The disadvantages to this method may be:

  • Charging time may change slightly when the ambient temperature changes. Resistor values barely change so I have to check the effects on the charge capacitor.
  • The amplitude of the first period will always be slightly wrong after a frequency change. Not sure if that will be audible. It may possibly only be a problem for fast changing pitch.


Idea 3:
A third method would be to always reset the cap at the instant a frequency change occurs. The timing will then be as accurate as possible. The main disadvantages are

  • The saw wave will always start at the same position. Two DCOs running in parallel will then be in almost perfect sync.
  • A fast changing pitch will reset the timer multiple times per second, possibly hundreds or thousands of times. At low frequencies this means no saw wave runs to completion, giving us a way too low amplitude (though shifted to the maximum).


I will give the choice between 1 and 2 a more thorough thought and try to build 2 to see how it feels like. All options may be retrofitted to the current DCO even if the PCB has been created, as the comparator circuitry can be housed outside of the DCO itself..

Wednesday, June 7, 2017

DCO core up and running

After spending a long time converting and optimising the DCO code for the PIC16F18325, I finally connected a DAC and tested the thing last night.

All frequency tests seemed ok, and the charge current tracked the frequency almost perfectly, charging the saw core capacitor to 5V even if frequencies changed. Only for the lowest frequency I tried (16.35Hz) did the cap not fully charge. I successfully tried frequencies up to 7000Hz. At 14000Hz the charge current was once again too low, but this was expected as the DAC output cannot reach a high enough level with the current combination of cap and charge current converter resistor (100kOhm). I tried swapping the resistor for a 56k one and the saw voltage swing doubled as expected, so a little experimenting with various resistor values will probably fix this issue.

I have had some issues with the saw core op amp oscillating. Not sure what causes it (well, I suspect it is due to the capacitor in the feedback loop), but some brands seem more susceptible to this than others.

I've tried the TL072CP and TL062CP from Texas Instruments and they both oscillate. TL072BD and 4556D from JRC work fine. Maybe the B/C difference could explain it.

The DCO uses modern, easily available components, the reset transistor is a 2N3906. The DAC currently used is a MAX541, with an SPI speed of 8MHz. The 'production version' will probably use a MAX5216 as this is way cheaper.

I was not aware that I could get such a high speed, now I consider moving the DAC update into the interrupt routine. It will probably double the time spent in the routine, but even this would only reduce the max transfer speed from the master controller to the DCO to around 950kbps, meaning we could still update the DCO 50.000 times per second (or rather, transfer new pitch values, the DCO will only update at period reset positions).

Next up is adding and testing SPI control, then recalculating the lookup tables to be centred around Cs (a C should be at 32768 = virtual 0V). Then finally breadboarding the wave shaper circuitry and deciding on voltage control and how to center the waves around 0V.

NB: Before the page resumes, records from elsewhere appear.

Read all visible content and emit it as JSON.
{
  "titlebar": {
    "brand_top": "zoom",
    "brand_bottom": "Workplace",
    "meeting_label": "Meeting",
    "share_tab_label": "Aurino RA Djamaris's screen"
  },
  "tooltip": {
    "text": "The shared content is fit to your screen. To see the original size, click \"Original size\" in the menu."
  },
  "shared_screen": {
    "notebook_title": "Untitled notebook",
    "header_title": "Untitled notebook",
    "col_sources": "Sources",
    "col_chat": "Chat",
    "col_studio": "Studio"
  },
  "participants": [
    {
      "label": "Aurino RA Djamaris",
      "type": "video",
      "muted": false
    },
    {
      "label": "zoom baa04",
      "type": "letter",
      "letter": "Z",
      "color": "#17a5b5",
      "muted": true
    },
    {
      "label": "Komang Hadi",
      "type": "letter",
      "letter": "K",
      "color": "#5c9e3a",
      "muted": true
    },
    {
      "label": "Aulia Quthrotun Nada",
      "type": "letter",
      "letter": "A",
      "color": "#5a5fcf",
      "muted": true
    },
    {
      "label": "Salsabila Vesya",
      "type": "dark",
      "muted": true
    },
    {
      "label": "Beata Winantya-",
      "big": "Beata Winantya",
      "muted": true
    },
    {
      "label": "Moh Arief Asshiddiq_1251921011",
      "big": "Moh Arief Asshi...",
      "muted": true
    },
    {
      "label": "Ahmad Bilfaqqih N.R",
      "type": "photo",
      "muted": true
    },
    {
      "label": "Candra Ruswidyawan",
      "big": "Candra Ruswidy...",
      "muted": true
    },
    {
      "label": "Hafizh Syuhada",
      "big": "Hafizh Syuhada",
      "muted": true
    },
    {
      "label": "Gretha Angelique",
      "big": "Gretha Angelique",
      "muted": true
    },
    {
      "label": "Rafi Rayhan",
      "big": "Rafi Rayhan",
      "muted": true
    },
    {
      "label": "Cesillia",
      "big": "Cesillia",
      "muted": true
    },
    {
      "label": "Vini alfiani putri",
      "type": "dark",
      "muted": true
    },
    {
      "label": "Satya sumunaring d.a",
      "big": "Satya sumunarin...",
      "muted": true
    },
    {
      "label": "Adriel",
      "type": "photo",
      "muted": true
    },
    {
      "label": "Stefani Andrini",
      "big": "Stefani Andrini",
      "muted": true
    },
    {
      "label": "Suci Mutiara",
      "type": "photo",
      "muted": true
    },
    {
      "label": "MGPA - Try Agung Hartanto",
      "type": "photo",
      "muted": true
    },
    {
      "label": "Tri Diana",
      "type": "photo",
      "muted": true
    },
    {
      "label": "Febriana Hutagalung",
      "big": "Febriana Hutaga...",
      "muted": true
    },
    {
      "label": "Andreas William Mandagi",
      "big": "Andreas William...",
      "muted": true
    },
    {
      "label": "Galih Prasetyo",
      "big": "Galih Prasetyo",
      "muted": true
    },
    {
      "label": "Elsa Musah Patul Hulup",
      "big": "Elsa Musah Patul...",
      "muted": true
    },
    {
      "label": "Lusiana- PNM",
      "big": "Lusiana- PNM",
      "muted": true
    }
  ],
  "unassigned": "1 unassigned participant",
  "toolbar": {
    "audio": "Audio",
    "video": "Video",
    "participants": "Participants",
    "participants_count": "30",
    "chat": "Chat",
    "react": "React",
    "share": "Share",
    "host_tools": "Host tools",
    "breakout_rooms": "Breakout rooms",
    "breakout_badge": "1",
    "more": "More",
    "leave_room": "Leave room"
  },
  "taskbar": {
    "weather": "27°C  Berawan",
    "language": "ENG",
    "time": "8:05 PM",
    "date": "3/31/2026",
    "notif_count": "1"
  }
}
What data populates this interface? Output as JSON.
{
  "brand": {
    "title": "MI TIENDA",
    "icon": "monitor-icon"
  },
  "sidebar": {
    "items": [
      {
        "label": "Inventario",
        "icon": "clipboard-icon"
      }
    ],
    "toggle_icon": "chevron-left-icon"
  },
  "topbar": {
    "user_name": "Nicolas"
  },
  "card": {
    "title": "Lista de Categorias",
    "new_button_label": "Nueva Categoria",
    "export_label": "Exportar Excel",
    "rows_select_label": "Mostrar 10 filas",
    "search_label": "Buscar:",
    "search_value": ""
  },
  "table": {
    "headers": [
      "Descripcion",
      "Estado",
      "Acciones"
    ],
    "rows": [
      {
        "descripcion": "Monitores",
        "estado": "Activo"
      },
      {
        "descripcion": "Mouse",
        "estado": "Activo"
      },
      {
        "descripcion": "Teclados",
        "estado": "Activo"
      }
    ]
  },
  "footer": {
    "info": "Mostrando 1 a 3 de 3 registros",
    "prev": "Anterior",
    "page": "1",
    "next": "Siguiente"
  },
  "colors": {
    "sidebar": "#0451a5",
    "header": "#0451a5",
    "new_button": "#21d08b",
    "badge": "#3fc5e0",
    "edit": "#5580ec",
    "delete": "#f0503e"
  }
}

I must also decide the p-p voltage output. 12V seems to be the Juno way, this is the highest "safe" voltage possible since the saw is generated between gnd and the negative power rail (-15V). I assume that keeping the voltage as high as possible up to the point where several waves are summed is a good idea, to keep noise to a minimum.

The charge current is a bit too low at the lowest frequency





The dots above the peak of the saw wave is the reset pulse




The reset pulse gets more and more visible as the frequency increases and we zoom in

The charge current is too low above a certain frequency. This will be fixed.